The number of mortgage borrowers in arrears and properties repossessed both fell in Q1 2010.
According to the CML, the total proportion of loans with arrears equivalent to 2.5% or more of the mortgage balance was 2.38%. This is down from 2.52% in the previous quarter and 2.81% in Q1 2009.
The number of mortgages in arrears was down from 206,800 at the end of Q1 2009 and 196,400 at the end of last year to 186,300 at the end of Q1 this year.
Repossessions as a proportion of all mortgages remained steady at 0.09% in Q1, the same proportion as the previous quarter and down from 0.12% in Q1 2009.
The number of repossessions was 9,800, down from 10,600 in the previous quarter and 13,200 in Q1 2009.
The drop in arrears was greatest among households with modest default histories. This indicates while low interest rates and stable unemployment have kept new households out of difficulty, borrowers with more entrenched and longer-running issues are still struggling.
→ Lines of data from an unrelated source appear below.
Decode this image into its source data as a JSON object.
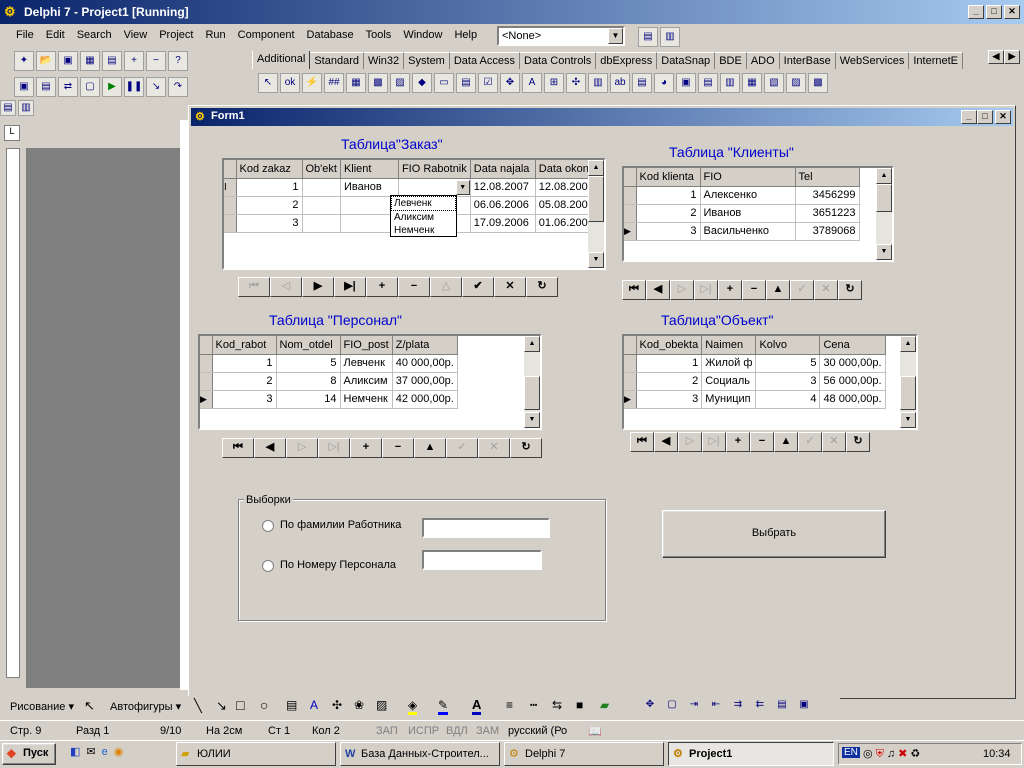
{
  "ide": {
    "title": "Delphi 7 - Project1 [Running]",
    "menu": [
      "File",
      "Edit",
      "Search",
      "View",
      "Project",
      "Run",
      "Component",
      "Database",
      "Tools",
      "Window",
      "Help"
    ],
    "combo_value": "<None>",
    "palette_tabs": [
      "Additional",
      "Standard",
      "Win32",
      "System",
      "Data Access",
      "Data Controls",
      "dbExpress",
      "DataSnap",
      "BDE",
      "ADO",
      "InterBase",
      "WebServices",
      "InternetE"
    ]
  },
  "form": {
    "title": "Form1",
    "zakaz": {
      "title": "Таблица\"Заказ\"",
      "columns": [
        "Kod zakaz",
        "Ob'ekt",
        "Klient",
        "FIO Rabotnik",
        "Data najala",
        "Data okonj"
      ],
      "rows": [
        [
          "1",
          "",
          "Иванов",
          "",
          "12.08.2007",
          "12.08.2008"
        ],
        [
          "2",
          "",
          "",
          "",
          "06.06.2006",
          "05.08.2007"
        ],
        [
          "3",
          "",
          "",
          "",
          "17.09.2006",
          "01.06.2007"
        ]
      ],
      "dropdown": [
        "Левченк",
        "Аликсим",
        "Немченк"
      ]
    },
    "klienty": {
      "title": "Таблица \"Клиенты\"",
      "columns": [
        "Kod klienta",
        "FIO",
        "Tel"
      ],
      "rows": [
        [
          "1",
          "Алексенко",
          "3456299"
        ],
        [
          "2",
          "Иванов",
          "3651223"
        ],
        [
          "3",
          "Васильченко",
          "3789068"
        ]
      ]
    },
    "personal": {
      "title": "Таблица \"Персонал\"",
      "columns": [
        "Kod_rabot",
        "Nom_otdel",
        "FIO_post",
        "Z/plata"
      ],
      "rows": [
        [
          "1",
          "5",
          "Левченк",
          "40 000,00р."
        ],
        [
          "2",
          "8",
          "Аликсим",
          "37 000,00р."
        ],
        [
          "3",
          "14",
          "Немченк",
          "42 000,00р."
        ]
      ]
    },
    "obekt": {
      "title": "Таблица\"Объект\"",
      "columns": [
        "Kod_obekta",
        "Naimen",
        "Kolvo",
        "Cena"
      ],
      "rows": [
        [
          "1",
          "Жилой ф",
          "5",
          "30 000,00р."
        ],
        [
          "2",
          "Социаль",
          "3",
          "56 000,00р."
        ],
        [
          "3",
          "Муницип",
          "4",
          "48 000,00р."
        ]
      ]
    },
    "vyborki": {
      "group_label": "Выборки",
      "option1": "По фамилии Работника",
      "option2": "По Номеру Персонала"
    },
    "select_button": "Выбрать"
  },
  "word": {
    "drawing_label": "Рисование ▾",
    "autoshapes_label": "Автофигуры ▾",
    "status": [
      "Стр. 9",
      "Разд 1",
      "9/10",
      "На 2см",
      "Ст 1",
      "Кол 2",
      "ЗАП",
      "ИСПР",
      "ВДЛ",
      "ЗАМ",
      "русский (Ро"
    ]
  },
  "taskbar": {
    "start": "Пуск",
    "buttons": [
      "ЮЛИИ",
      "База Данных-Строител...",
      "Delphi 7",
      "Project1"
    ],
    "lang": "EN",
    "time": "10:34"
  }
}
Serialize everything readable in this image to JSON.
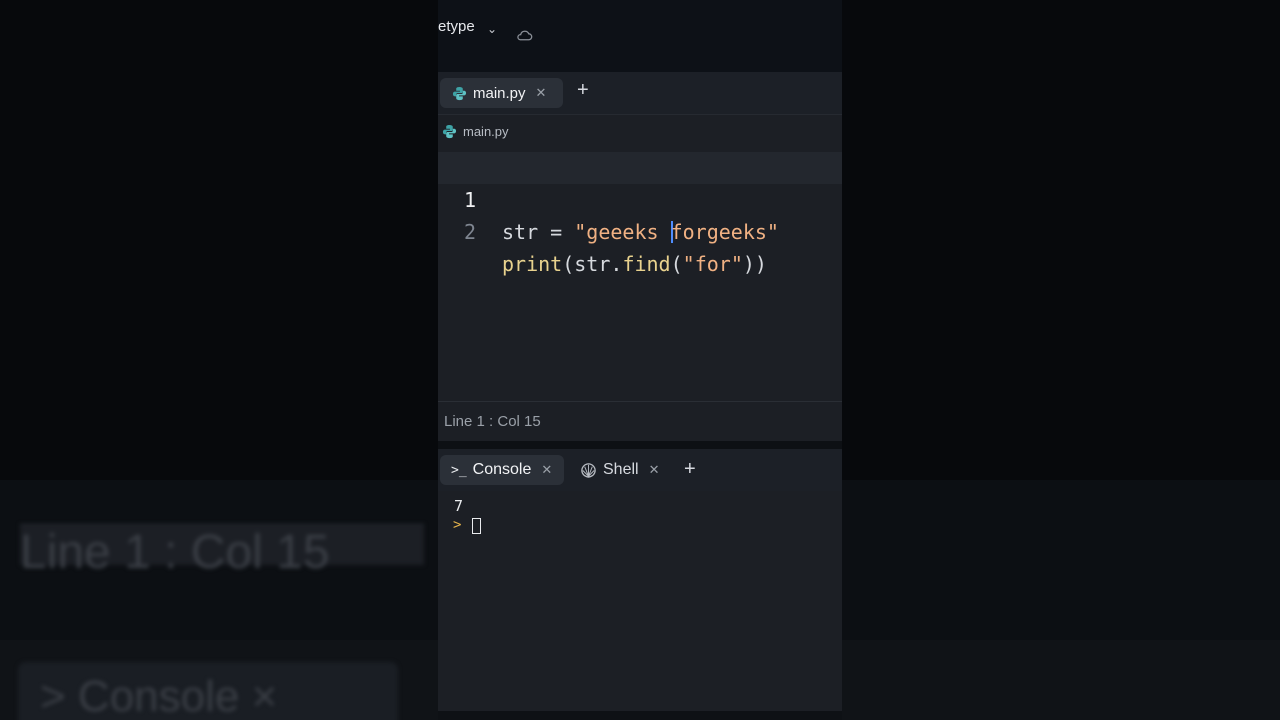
{
  "header": {
    "title_fragment": "etype"
  },
  "editor": {
    "tabs": [
      {
        "label": "main.py"
      }
    ],
    "breadcrumb": "main.py",
    "lines": [
      {
        "number": "1",
        "code": {
          "var": "str",
          "op": " = ",
          "string": "\"geeeks ",
          "string2": "forgeeks\""
        }
      },
      {
        "number": "2",
        "code": {
          "fn": "print",
          "open": "(str.",
          "method": "find",
          "paren": "(",
          "arg": "\"for\"",
          "close": "))"
        }
      }
    ]
  },
  "status": {
    "position": "Line 1 : Col 15"
  },
  "console": {
    "tabs": [
      {
        "label": "Console"
      },
      {
        "label": "Shell"
      }
    ],
    "output": "7",
    "prompt": ">"
  },
  "background_blur": {
    "status": "Line 1 : Col 15",
    "console": "> Console ×"
  },
  "colors": {
    "string": "#f0b183",
    "function": "#e8d28e",
    "prompt": "#e5b34b",
    "caret": "#4f8dff"
  }
}
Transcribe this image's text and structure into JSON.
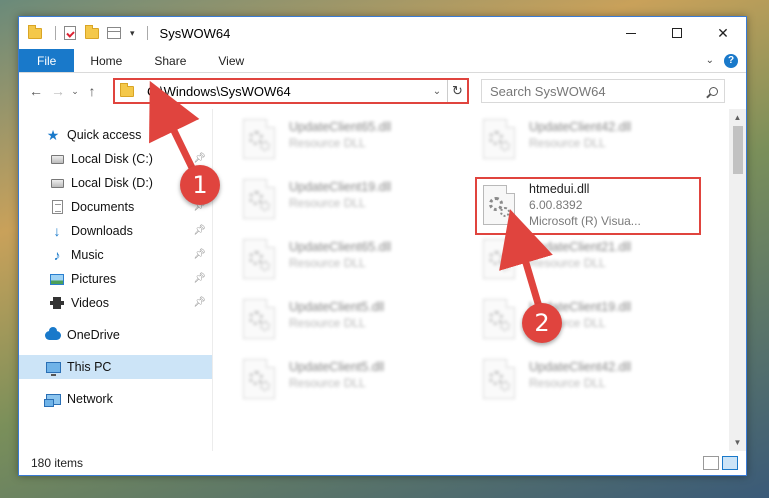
{
  "window": {
    "title": "SysWOW64"
  },
  "ribbon": {
    "tabs": [
      "File",
      "Home",
      "Share",
      "View"
    ]
  },
  "address": {
    "path": "C:\\Windows\\SysWOW64"
  },
  "search": {
    "placeholder": "Search SysWOW64"
  },
  "sidebar": {
    "items": [
      {
        "label": "Quick access",
        "icon": "star-icon",
        "pinned": false
      },
      {
        "label": "Local Disk (C:)",
        "icon": "drive-icon",
        "pinned": true
      },
      {
        "label": "Local Disk (D:)",
        "icon": "drive-icon",
        "pinned": false
      },
      {
        "label": "Documents",
        "icon": "documents-icon",
        "pinned": true
      },
      {
        "label": "Downloads",
        "icon": "downloads-icon",
        "pinned": true
      },
      {
        "label": "Music",
        "icon": "music-icon",
        "pinned": true
      },
      {
        "label": "Pictures",
        "icon": "pictures-icon",
        "pinned": true
      },
      {
        "label": "Videos",
        "icon": "videos-icon",
        "pinned": true
      },
      {
        "label": "OneDrive",
        "icon": "onedrive-icon"
      },
      {
        "label": "This PC",
        "icon": "this-pc-icon",
        "selected": true
      },
      {
        "label": "Network",
        "icon": "network-icon"
      }
    ]
  },
  "files": {
    "col1": [
      {
        "name": "UpdateClient65.dll",
        "desc": "Resource DLL"
      },
      {
        "name": "UpdateClient19.dll",
        "desc": "Resource DLL"
      },
      {
        "name": "UpdateClient65.dll",
        "desc": "Resource DLL"
      },
      {
        "name": "UpdateClient5.dll",
        "desc": "Resource DLL"
      },
      {
        "name": "UpdateClient5.dll",
        "desc": "Resource DLL"
      }
    ],
    "col2": [
      {
        "name": "UpdateClient42.dll",
        "desc": "Resource DLL"
      },
      {
        "name": "UpdateClient21.dll",
        "desc": "Resource DLL"
      },
      {
        "name": "UpdateClient19.dll",
        "desc": "Resource DLL"
      },
      {
        "name": "UpdateClient42.dll",
        "desc": "Resource DLL"
      }
    ],
    "highlighted": {
      "name": "htmedui.dll",
      "version": "6.00.8392",
      "company": "Microsoft (R) Visua..."
    }
  },
  "status": {
    "item_count": "180 items"
  },
  "annotations": {
    "step1": "1",
    "step2": "2",
    "accent": "#e0443e"
  }
}
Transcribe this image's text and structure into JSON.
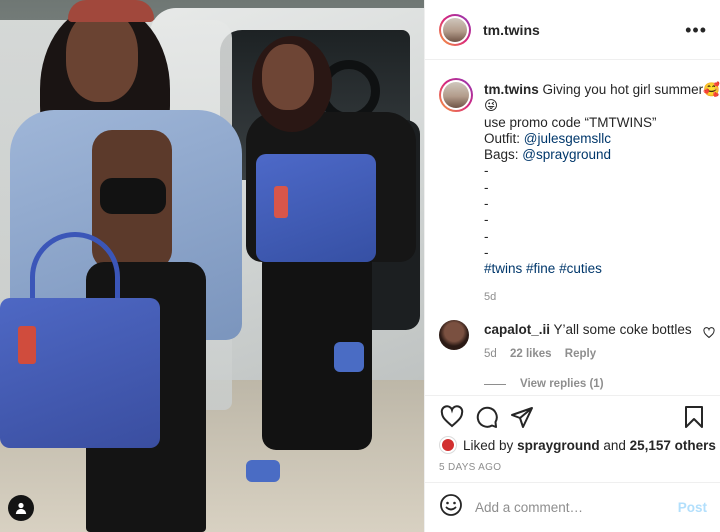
{
  "post": {
    "username": "tm.twins",
    "caption": {
      "username": "tm.twins",
      "first_line": "Giving you hot girl summer🥰",
      "emoji_line": "😜",
      "promo_line": "use promo code “TMTWINS”",
      "outfit_label": "Outfit:",
      "outfit_handle": "@julesgemsllc",
      "bags_label": "Bags:",
      "bags_handle": "@sprayground",
      "dashes": [
        "-",
        "-",
        "-",
        "-",
        "-",
        "-"
      ],
      "hashtags": [
        "#twins",
        "#fine",
        "#cuties"
      ],
      "time": "5d"
    },
    "comment": {
      "username": "capalot_.ii",
      "text": "Y’all some coke bottles",
      "time": "5d",
      "likes": "22 likes",
      "reply": "Reply"
    },
    "view_replies": "View replies (1)",
    "liked_by": {
      "prefix": "Liked by",
      "user": "sprayground",
      "and": "and",
      "others": "25,157 others"
    },
    "timestamp": "5 DAYS AGO"
  },
  "comment_box": {
    "placeholder": "Add a comment…",
    "post_label": "Post"
  },
  "icons": {
    "more": "more-options-icon",
    "like": "heart-icon",
    "comment": "comment-icon",
    "share": "share-icon",
    "save": "bookmark-icon",
    "emoji": "emoji-icon",
    "user_tag": "user-tag-icon"
  },
  "colors": {
    "link": "#00376b",
    "muted": "#8e8e8e",
    "post_button_disabled": "#b2dffc"
  }
}
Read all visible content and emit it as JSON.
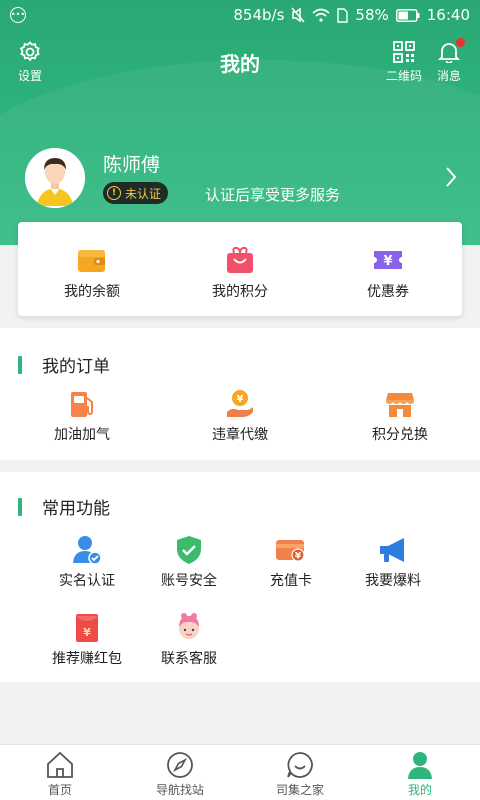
{
  "status_bar": {
    "speed": "854b/s",
    "battery": "58%",
    "time": "16:40"
  },
  "header": {
    "title": "我的",
    "settings_label": "设置",
    "qrcode_label": "二维码",
    "message_label": "消息"
  },
  "profile": {
    "name": "陈师傅",
    "badge": "未认证",
    "tip": "认证后享受更多服务"
  },
  "wallet": {
    "items": [
      {
        "label": "我的余额",
        "icon": "wallet-icon"
      },
      {
        "label": "我的积分",
        "icon": "gift-bag-icon"
      },
      {
        "label": "优惠券",
        "icon": "coupon-icon"
      }
    ]
  },
  "orders": {
    "title": "我的订单",
    "items": [
      {
        "label": "加油加气",
        "icon": "fuel-pump-icon"
      },
      {
        "label": "违章代缴",
        "icon": "hand-coin-icon"
      },
      {
        "label": "积分兑换",
        "icon": "shop-icon"
      }
    ]
  },
  "functions": {
    "title": "常用功能",
    "items": [
      {
        "label": "实名认证",
        "icon": "verified-user-icon"
      },
      {
        "label": "账号安全",
        "icon": "shield-check-icon"
      },
      {
        "label": "充值卡",
        "icon": "recharge-card-icon"
      },
      {
        "label": "我要爆料",
        "icon": "megaphone-icon"
      },
      {
        "label": "推荐赚红包",
        "icon": "red-packet-icon"
      },
      {
        "label": "联系客服",
        "icon": "customer-service-icon"
      }
    ]
  },
  "tabbar": {
    "items": [
      {
        "label": "首页",
        "icon": "home-icon",
        "active": false
      },
      {
        "label": "导航找站",
        "icon": "compass-icon",
        "active": false
      },
      {
        "label": "司集之家",
        "icon": "community-icon",
        "active": false
      },
      {
        "label": "我的",
        "icon": "person-icon",
        "active": true
      }
    ]
  },
  "colors": {
    "primary": "#2eb47c",
    "badge_bg": "#1e2b26",
    "badge_text": "#f5c842"
  }
}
Given continued government support, low interest rates and no further economic shocks, the CML says its forecast of 53,000 repossessions for 2010 looks pessimistic, but warns with uncertainty abounding there is no room for complacency.
CML director general Michael Coogan says: "With all eyes on the new government and what steps it will take to address the fiscal deficit, we cannot emphasise too strongly the importance of continuing to fund the support mechanisms that are proving effective in containing mortgage arrears and repossessions.
"We hope and expect to be able to revise down our 53,000 forecast for repossessions in 2010, but we are acutely conscious of the beneficial influence that low interest rates and the package of support have played so far.
"The dampening effects on households and the wider housing market that fiscal tightening is likely to exert are still to be felt, but it should be a key priority to support borrowers most in need and maintain funding for the government's housing policies."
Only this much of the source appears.